Mongodb failure to resync a stale member of a replica set

I have mongodb (version 4.2) replicaset with 3 nodes - primary, secondary, arbiter, primary occupies close to 250 GB disk space, oplog size is 15 GB

secondary was down for few hours, tried recovering it by restarting, it went into recovering forever.

tried initial sync by deleting files on data path, took 15 hours, data path size went to 140GB and failed

tried to copy files from primary and seed it to recover secondary node followed Resync a Member of a Replica Set — MongoDB Manual This did not work - (again stale)

in the latest doc (5.0) they mention to use a new member ID, does it apply for 4.2 as well? changing the member ID throws error as IP and port is same for node I am trying to recover

This method was also unsuccessful, planning to recover the node using different data path and port as primary might consider it as a new node, then once the secondary is up, will change the port to which I want and restart, will it work?
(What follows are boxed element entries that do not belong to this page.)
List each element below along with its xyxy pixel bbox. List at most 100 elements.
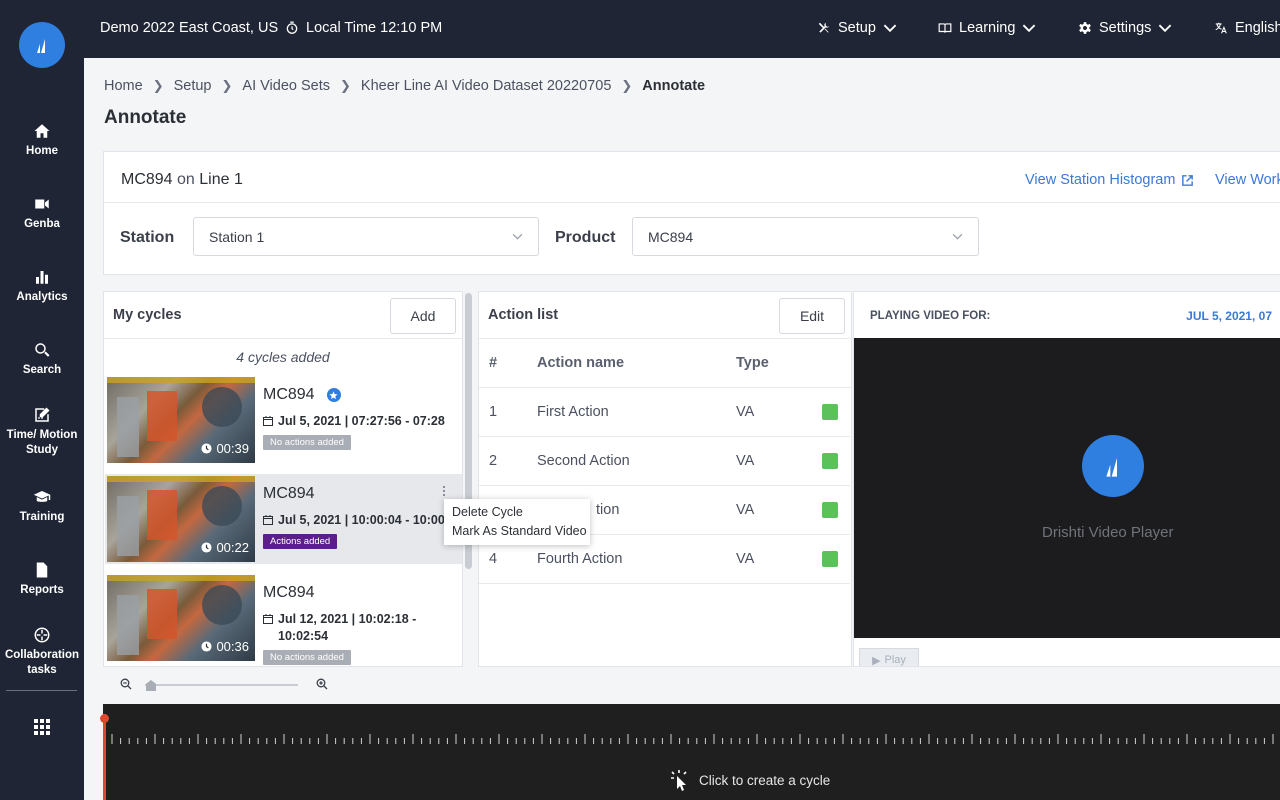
stopwatch-icon: [286, 21, 298, 34]
station-label: Station: [120, 229, 175, 246]
cycle-thumbnail[interactable]: 00:22: [107, 476, 255, 562]
sidebar-item-reports[interactable]: Reports: [0, 561, 84, 598]
playhead-handle[interactable]: [100, 714, 109, 723]
mark-standard-video-menu-item[interactable]: Mark As Standard Video: [444, 522, 590, 541]
station-select[interactable]: Station 1: [193, 217, 539, 256]
cycle-title: MC894: [263, 584, 315, 602]
chevron-right-icon: ❯: [340, 78, 351, 93]
cycle-item[interactable]: 00:39 MC894 Jul 5, 2021 | 07:27:56 - 07:…: [105, 375, 462, 465]
breadcrumb: Home ❯ Setup ❯ AI Video Sets ❯ Kheer Lin…: [104, 78, 705, 94]
document-icon: [36, 562, 48, 578]
delete-cycle-menu-item[interactable]: Delete Cycle: [444, 503, 590, 522]
timeline-ruler: [111, 734, 1274, 744]
menu-settings[interactable]: Settings: [1078, 20, 1172, 36]
on-text: on: [177, 171, 195, 188]
product-select-value: MC894: [648, 228, 694, 245]
cycle-thumbnail[interactable]: 00:39: [107, 377, 255, 463]
sidebar-item-collaboration-tasks[interactable]: Collaboration tasks: [0, 626, 84, 678]
my-cycles-header: My cycles Add: [104, 292, 462, 339]
menu-language[interactable]: English: [1214, 20, 1280, 36]
chevron-down-icon: [883, 24, 897, 33]
action-name: First Action: [537, 404, 609, 420]
chevron-right-icon: ❯: [621, 78, 633, 93]
view-station-histogram-link[interactable]: View Station Histogram: [1025, 172, 1194, 188]
zoom-in-button[interactable]: [316, 678, 328, 690]
no-actions-badge: No actions added: [263, 435, 351, 450]
sidebar-item-label: Search: [22, 364, 62, 376]
edit-actions-button[interactable]: Edit: [779, 298, 845, 334]
book-icon: [938, 23, 952, 33]
cycle-date: Jul 12, 2021 | 10:02:18 - 10:02:54: [263, 611, 458, 645]
cycles-count: 4 cycles added: [236, 349, 330, 365]
action-type: VA: [736, 551, 755, 567]
clock-icon: [201, 641, 212, 652]
view-work-label: View Work: [1215, 172, 1280, 188]
product-label: Product: [555, 229, 616, 246]
sidebar-item-label: Analytics: [16, 291, 68, 303]
play-icon: ▶: [872, 654, 881, 667]
menu-learning[interactable]: Learning: [938, 20, 1036, 36]
zoom-out-button[interactable]: [120, 678, 132, 690]
cycle-date-text: Jul 5, 2021 | 10:00:04 - 10:00: [278, 513, 445, 527]
sidebar-item-label: Time/ Motion Study: [6, 429, 78, 456]
action-row[interactable]: 1 First Action VA: [479, 388, 850, 437]
action-list-header: Action list Edit: [479, 292, 851, 339]
actions-added-badge: Actions added: [263, 534, 338, 549]
zoom-slider-track[interactable]: [145, 684, 298, 686]
breadcrumb-setup[interactable]: Setup: [174, 78, 212, 94]
view-work-link[interactable]: View Work: [1215, 172, 1280, 188]
cycle-date-text: Jul 12, 2021 | 10:02:18 - 10:02:54: [278, 612, 417, 643]
page-title: Annotate: [104, 107, 187, 128]
chevron-down-icon: [1159, 24, 1172, 33]
create-cycle-hint[interactable]: Click to create a cycle: [669, 768, 830, 792]
play-button[interactable]: ▶ Play: [859, 648, 919, 667]
playing-video-for-label: PLAYING VIDEO FOR:: [870, 309, 991, 322]
home-icon: [34, 124, 50, 138]
card-divider: [104, 202, 1280, 203]
site-name-text: Demo 2022 East Coast, US: [100, 20, 279, 36]
clock-icon: [201, 542, 212, 553]
video-player[interactable]: Drishti Video Player: [854, 338, 1280, 638]
action-type: VA: [736, 453, 755, 469]
zoom-slider-handle[interactable]: [146, 680, 156, 691]
breadcrumb-dataset[interactable]: Kheer Line AI Video Dataset 20220705: [361, 78, 611, 94]
my-cycles-panel: My cycles Add 4 cycles added 00:39 MC894…: [103, 291, 463, 667]
sidebar-item-genba[interactable]: Genba: [0, 195, 84, 232]
column-header-type: Type: [736, 355, 769, 371]
sidebar-item-home[interactable]: Home: [0, 122, 84, 159]
breadcrumb-ai-video-sets[interactable]: AI Video Sets: [242, 78, 330, 94]
cycle-thumbnail[interactable]: 00:36: [107, 575, 255, 661]
player-logo-icon: [1082, 435, 1144, 497]
cycle-item[interactable]: 00:36 MC894 Jul 12, 2021 | 10:02:18 - 10…: [105, 573, 462, 665]
add-cycle-button[interactable]: Add: [390, 298, 456, 334]
sidebar-item-analytics[interactable]: Analytics: [0, 268, 84, 305]
sidebar: Home Genba Analytics Search Time/ Motion…: [0, 0, 84, 800]
sidebar-item-time-motion-study[interactable]: Time/ Motion Study: [0, 406, 84, 458]
timeline-playhead[interactable]: [103, 714, 106, 800]
logo-mark-icon: [37, 39, 45, 53]
breadcrumb-home[interactable]: Home: [104, 78, 143, 94]
menu-setup[interactable]: Setup: [817, 20, 897, 36]
action-row[interactable]: 2 Second Action VA: [479, 437, 850, 486]
sidebar-item-search[interactable]: Search: [0, 341, 84, 378]
calendar-icon: [263, 515, 273, 525]
top-bar: Demo 2022 East Coast, US Local Time 12:1…: [84, 0, 1280, 58]
action-type: VA: [736, 404, 755, 420]
sidebar-item-training[interactable]: Training: [0, 488, 84, 525]
cycle-duration-text: 00:22: [216, 540, 249, 555]
apps-grid-icon[interactable]: [34, 719, 50, 735]
my-cycles-title: My cycles: [113, 307, 182, 323]
chevron-right-icon: ❯: [152, 78, 164, 93]
cycle-title: MC894: [263, 386, 341, 404]
action-table-header: # Action name Type: [479, 339, 851, 388]
player-name: Drishti Video Player: [1042, 524, 1174, 541]
more-options-icon[interactable]: [443, 486, 445, 496]
action-type: VA: [736, 502, 755, 518]
search-icon: [35, 343, 50, 357]
cycle-item-selected[interactable]: 00:22 MC894 Jul 5, 2021 | 10:00:04 - 10:…: [105, 474, 462, 564]
timeline[interactable]: Click to create a cycle: [100, 704, 1280, 800]
app-logo[interactable]: [19, 22, 65, 68]
cycle-date: Jul 5, 2021 | 10:00:04 - 10:00: [263, 512, 458, 529]
external-link-icon: [1182, 174, 1194, 186]
product-select[interactable]: MC894: [632, 217, 979, 256]
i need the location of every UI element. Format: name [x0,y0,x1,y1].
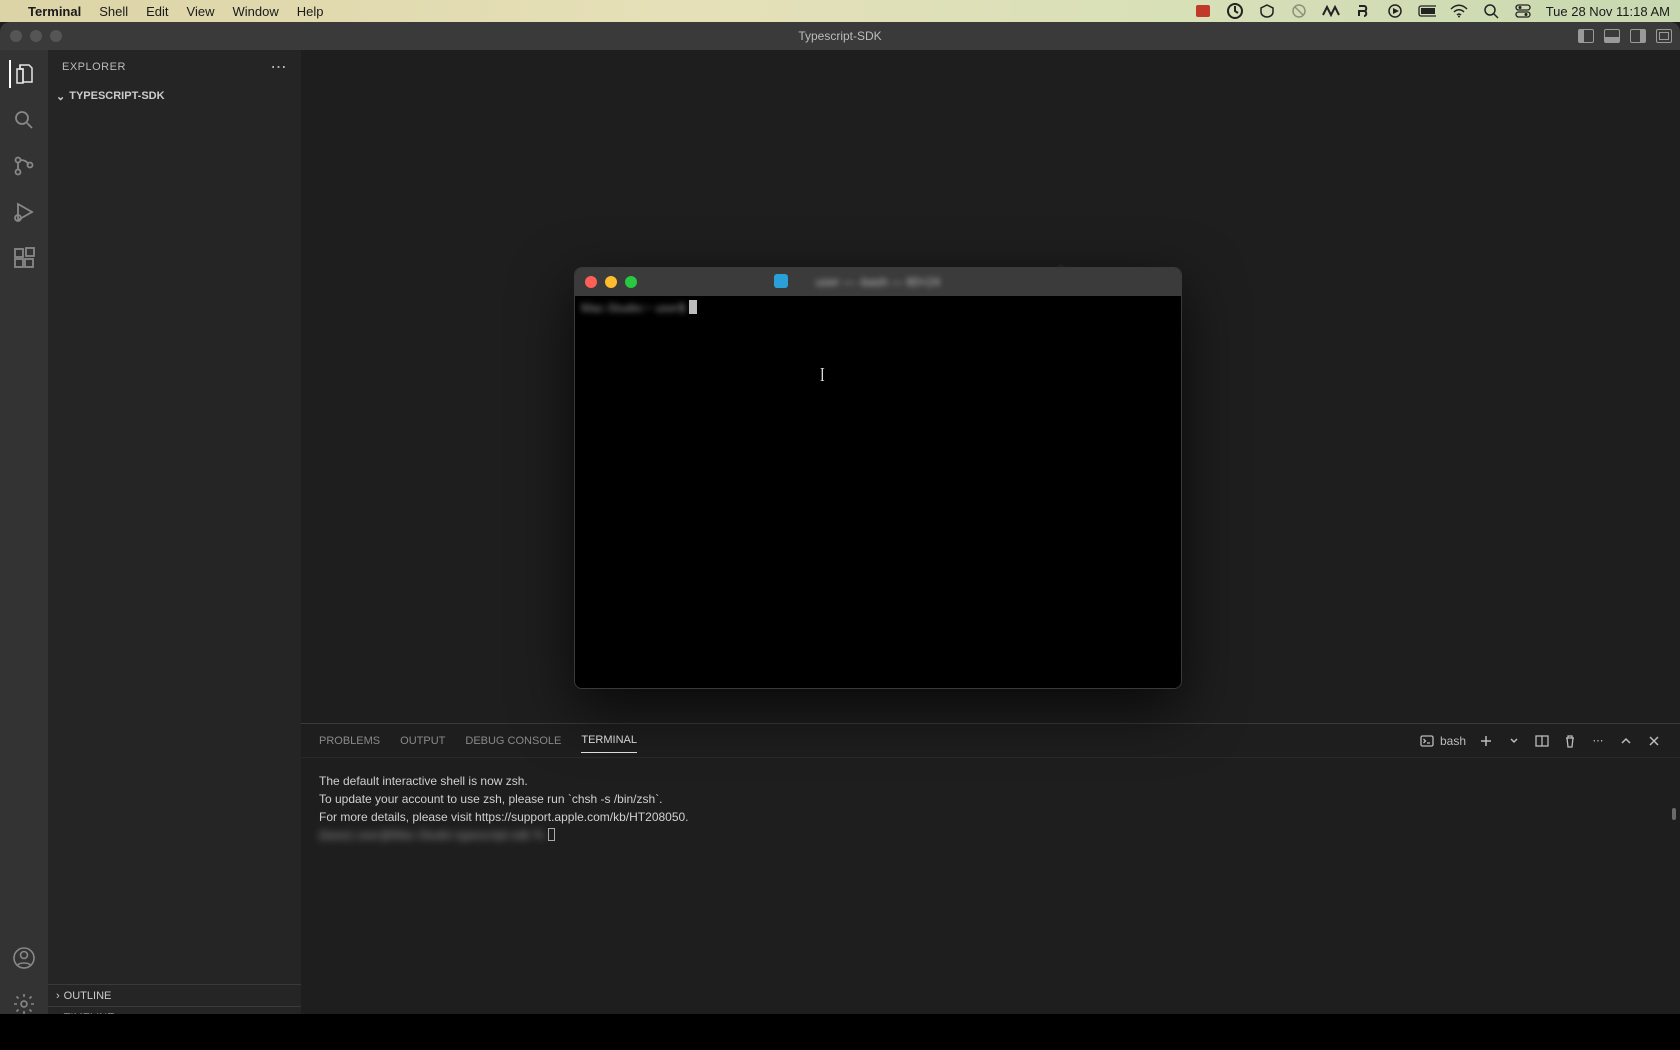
split-terminal-icon[interactable] [1534,733,1550,749]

please provide any other suggestions to recover a replica node with large data like 250 GB

Hy @bhargava_vn,
welcome to the community!

How many indexes do you have?
What kind of error do you have on the secondary?

Best regards

Hi @Fabio_Ramohitaj ,
Thanks for the reply
I use many indexes, do you need count?
I managed to get total size of indexes - 123177967616
attaching last snippet of log with error message
error_log.txt (2.1 KB)

Hi @bhargava_vn,
i see in the log this issue:
initialSyncAttempts: [ { durationMillis: 50655350, status: “HostUnreachable: error fetching oplog during initial sync :: caused by :: error in fetcher batch callback :: caused by :: Error connecting to …”, syncSource: “:270…” }
could it be a network problem?
Check it out and let me know

Best Regards

I did not have much time to troubleshoot, so went ahead with the plan which we thought would work (1hr downtime)

  1. shut down primary
  2. Copying the data files from primary node, placing it in new db path (other than the recovering nodes db path)
  3. changing log path
  4. starting mongo service with different port (other than the one used by recovering node) (change in DB path, log path and port were done hoping mongodb would consider this as a new node - alternate way compared to what is mentioned in 5.0 doc to use new member ID)
  5. start primary
  6. adding it to replicaset using rs.add(“IP:new port”) on primary

This worked, could see the secondary node coming up successfully

1 Like

This topic was automatically closed 5 days after the last reply. New replies are no longer allowed.